On many projects there are no pre-defined reports except the basic financial reports (trial balance, income statement, and balance sheet) are in place during the analysis. After going live on such projects, the implementation team discovers a need for more data and begins chasing the required information inside the system by adding the missing information, adding fields, and re-designing the data entry process. That may lead to increase data entry time, adding more steps for validations, and the surprise discovery that there are not enough end users resources to execute the updated requirements. So there should be a balance between the amount of required data entry that directly affects report quality and the number of end users resources who execute the data entry process.
Another caution – consultants may realize that some transactions are executed by one resource and normally these transactions are executed by two or three resources to achieve the segregation of duties and control. In this type of resource constrained situation, these two concepts are breached, and the ERP solution is negatively impacted for the end user and process owner. But in these cases the root cause of the issue is not the ERP functionality but the lack of allocated resources.

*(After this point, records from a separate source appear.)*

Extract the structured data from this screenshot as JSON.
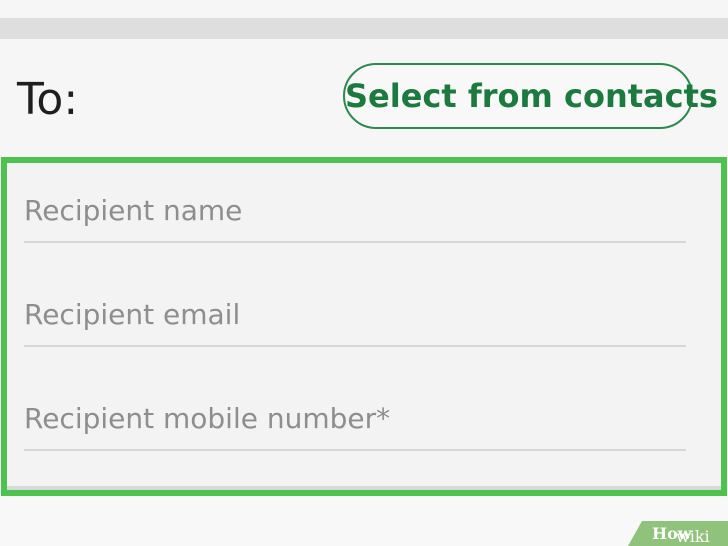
{
  "recipient": {
    "to_label": "To:",
    "select_button_label": "Select from contacts"
  },
  "form": {
    "fields": [
      {
        "placeholder": "Recipient name",
        "value": ""
      },
      {
        "placeholder": "Recipient email",
        "value": ""
      },
      {
        "placeholder": "Recipient mobile number*",
        "value": ""
      }
    ]
  },
  "colors": {
    "accent_green": "#1c7a3e",
    "highlight_green": "#4ec24e"
  },
  "watermark": {
    "prefix": "wiki",
    "suffix": "How"
  }
}
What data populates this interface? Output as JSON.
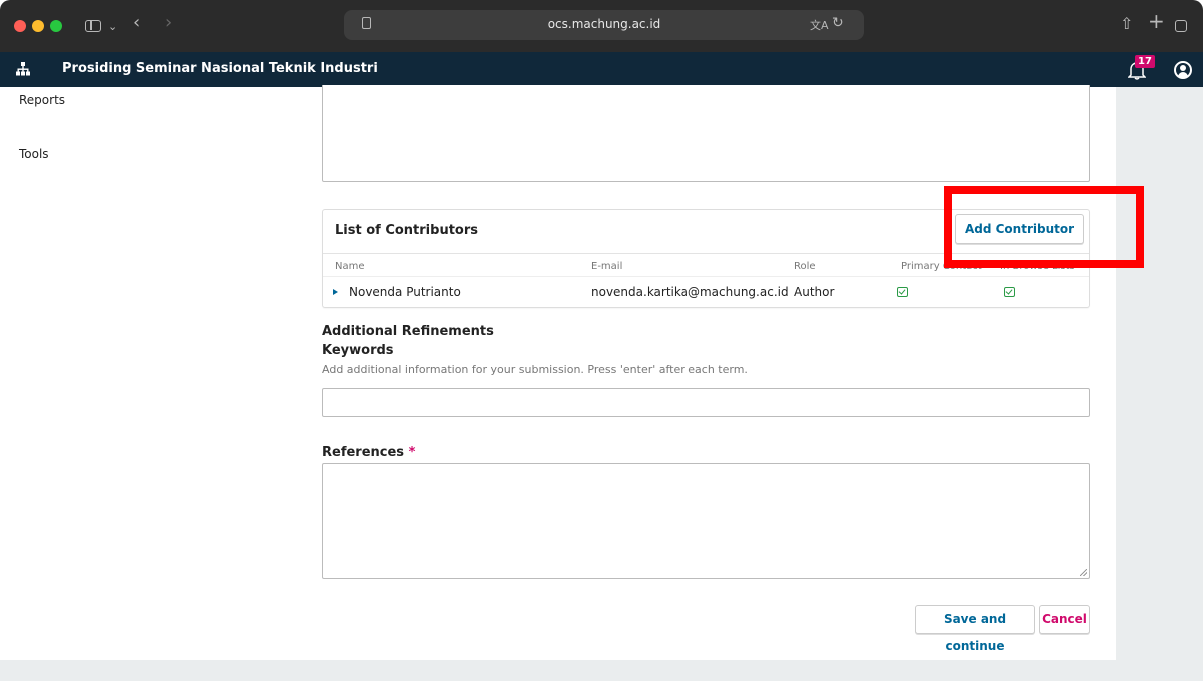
{
  "browser": {
    "url": "ocs.machung.ac.id"
  },
  "app": {
    "site_title": "Prosiding Seminar Nasional Teknik Industri",
    "notification_count": "17"
  },
  "sidebar": {
    "items": [
      {
        "label": "Reports"
      },
      {
        "label": "Tools"
      }
    ]
  },
  "contributors": {
    "title": "List of Contributors",
    "add_button_label": "Add Contributor",
    "columns": [
      "Name",
      "E-mail",
      "Role",
      "Primary Contact",
      "In Browse Lists"
    ],
    "rows": [
      {
        "name": "Novenda Putrianto",
        "email": "novenda.kartika@machung.ac.id",
        "role": "Author",
        "primary_contact": true,
        "in_browse_lists": true
      }
    ]
  },
  "refinements": {
    "title": "Additional Refinements",
    "keywords_label": "Keywords",
    "keywords_description": "Add additional information for your submission. Press 'enter' after each term.",
    "keywords_value": ""
  },
  "references": {
    "label": "References",
    "required_marker": "*",
    "value": ""
  },
  "actions": {
    "save_label": "Save and continue",
    "cancel_label": "Cancel"
  },
  "colors": {
    "header_bg": "#10283a",
    "link_blue": "#006798",
    "accent_pink": "#d00a6c",
    "check_green": "#2a9a46",
    "highlight_red": "#ff0000"
  }
}
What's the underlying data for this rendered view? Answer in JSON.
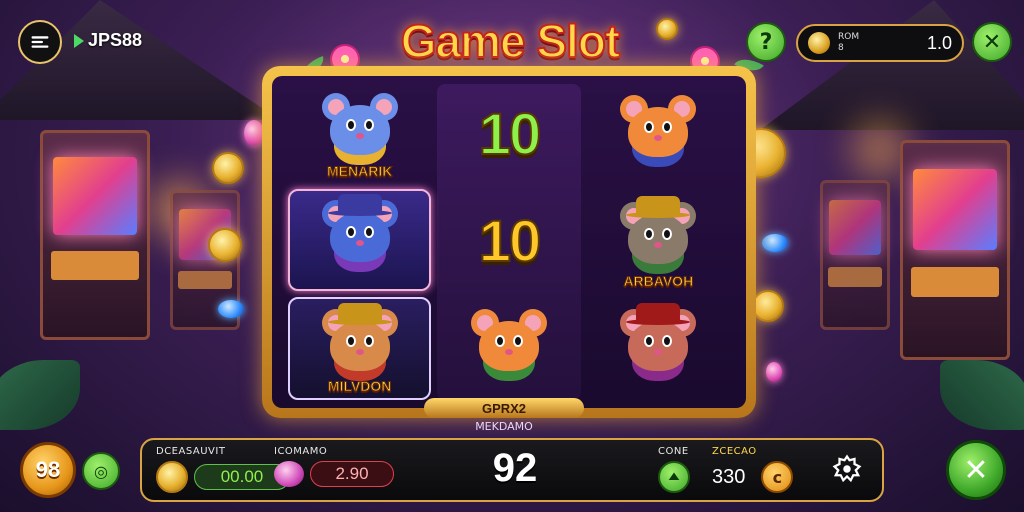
{
  "header": {
    "brand": "JPS88",
    "title": "Game Slot",
    "info_label_1": "ROM",
    "info_label_2": "8",
    "info_value": "1.0"
  },
  "reels": [
    [
      {
        "type": "character",
        "label": "MENARIK",
        "fur": "#6b8ee8",
        "accent": "#e8b230",
        "hat": null
      },
      {
        "type": "character",
        "label": "",
        "fur": "#4a6ad8",
        "accent": "#7a3ab8",
        "hat": "#3a3aa0",
        "highlight": true
      },
      {
        "type": "character",
        "label": "MILVDON",
        "fur": "#d88a4a",
        "accent": "#c23a2a",
        "hat": "#c8941a",
        "highlight2": true
      }
    ],
    [
      {
        "type": "number",
        "value": "10",
        "color": "green"
      },
      {
        "type": "number",
        "value": "10",
        "color": "gold"
      },
      {
        "type": "character",
        "label": "",
        "fur": "#f08a3a",
        "accent": "#3a8a3a",
        "hat": null
      }
    ],
    [
      {
        "type": "character",
        "label": "",
        "fur": "#f08a3a",
        "accent": "#3a4ab8",
        "hat": null
      },
      {
        "type": "character",
        "label": "ARBAVOH",
        "fur": "#8a7a6a",
        "accent": "#3a7a3a",
        "hat": "#c8941a"
      },
      {
        "type": "character",
        "label": "",
        "fur": "#c86a5a",
        "accent": "#8a2a8a",
        "hat": "#a01a1a"
      }
    ]
  ],
  "frame_banner": "GPRX2",
  "frame_sub": "MEKDAMO",
  "bottom": {
    "left_label": "DCEASAUVIT",
    "left_value": "00.00",
    "mid_label": "ICOMAMO",
    "mid_value": "2.90",
    "big_number": "92",
    "right_label_1": "CONE",
    "right_label_2": "ZCECAO",
    "right_value": "330"
  },
  "corners": {
    "left_button": "98"
  },
  "colors": {
    "accent_gold": "#d9a441",
    "green_button": "#3fa82a",
    "title_yellow": "#ffd84a"
  },
  "icons": [
    "menu-icon",
    "play-icon",
    "help-icon",
    "coin-icon",
    "close-icon",
    "gear-icon",
    "arrow-icon"
  ]
}
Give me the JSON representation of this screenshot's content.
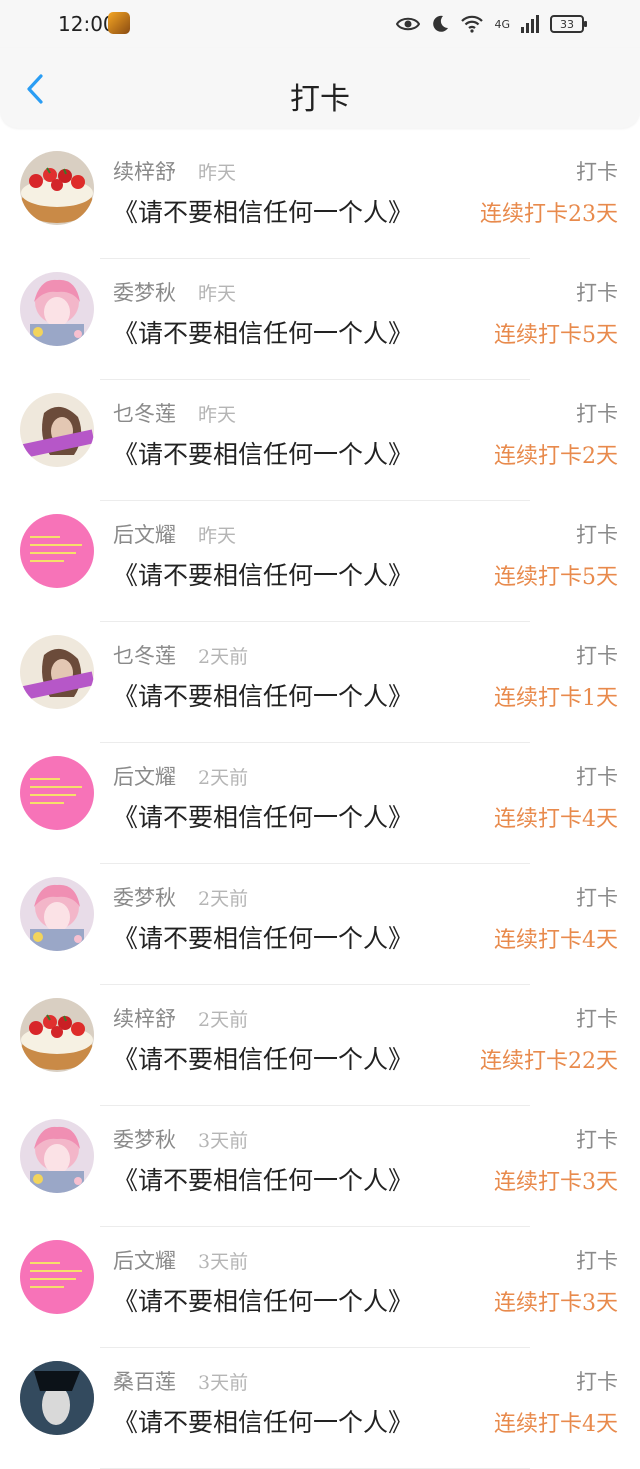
{
  "status_bar": {
    "time": "12:00",
    "network": "4G",
    "battery": "33"
  },
  "header": {
    "title": "打卡"
  },
  "entries": [
    {
      "name": "续梓舒",
      "time": "昨天",
      "book": "《请不要相信任何一个人》",
      "action": "打卡",
      "streak": "连续打卡23天",
      "avatar": "cake"
    },
    {
      "name": "委梦秋",
      "time": "昨天",
      "book": "《请不要相信任何一个人》",
      "action": "打卡",
      "streak": "连续打卡5天",
      "avatar": "anime"
    },
    {
      "name": "乜冬莲",
      "time": "昨天",
      "book": "《请不要相信任何一个人》",
      "action": "打卡",
      "streak": "连续打卡2天",
      "avatar": "girl"
    },
    {
      "name": "后文耀",
      "time": "昨天",
      "book": "《请不要相信任何一个人》",
      "action": "打卡",
      "streak": "连续打卡5天",
      "avatar": "pink"
    },
    {
      "name": "乜冬莲",
      "time": "2天前",
      "book": "《请不要相信任何一个人》",
      "action": "打卡",
      "streak": "连续打卡1天",
      "avatar": "girl"
    },
    {
      "name": "后文耀",
      "time": "2天前",
      "book": "《请不要相信任何一个人》",
      "action": "打卡",
      "streak": "连续打卡4天",
      "avatar": "pink"
    },
    {
      "name": "委梦秋",
      "time": "2天前",
      "book": "《请不要相信任何一个人》",
      "action": "打卡",
      "streak": "连续打卡4天",
      "avatar": "anime"
    },
    {
      "name": "续梓舒",
      "time": "2天前",
      "book": "《请不要相信任何一个人》",
      "action": "打卡",
      "streak": "连续打卡22天",
      "avatar": "cake"
    },
    {
      "name": "委梦秋",
      "time": "3天前",
      "book": "《请不要相信任何一个人》",
      "action": "打卡",
      "streak": "连续打卡3天",
      "avatar": "anime"
    },
    {
      "name": "后文耀",
      "time": "3天前",
      "book": "《请不要相信任何一个人》",
      "action": "打卡",
      "streak": "连续打卡3天",
      "avatar": "pink"
    },
    {
      "name": "桑百莲",
      "time": "3天前",
      "book": "《请不要相信任何一个人》",
      "action": "打卡",
      "streak": "连续打卡4天",
      "avatar": "dark"
    }
  ],
  "colors": {
    "streak": "#e88a4c",
    "back_arrow": "#2a9df4"
  }
}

There are two other important concepts of reporting: pulling reports and pushing reports. The pulling of reports refers to the active requesting of reports by operational managers for the lowest transactional level for purchasing, warehousing, sales, marketing and financial entries. The middle management layer will pull reports to serve procurement, commercial/sales, and controllership.
Pushed reports deal with the Business Intelligence (BI) capabilities that serve the top management, offering KPIs, Balance Score Cards, and analytics/comparison views.
Microsoft Dynamics AX 2012 R2 and the supporting Microsoft technology stack offers a variety of reporting capabilities, including the ad-hoc reports for transactional level developed by Microsoft Excel 2013, Excel Services, and Microsoft SQL Analysis Services (SSRS). Microsoft Dynamics Management Reporter offers to the controllership in middle management the ability to create and run financial reports. And for Business Intelligence (BI), solutions built for Dynamics AX customers should begin with Excel Power View, SQL Server Analysis Services (SSAS), and Performance Point Services in SharePoint.
In a future article, I will discuss more specifically how BI solutions can be applied to the various transactions, business processes, and comparative measures and dimensions of an AX solution.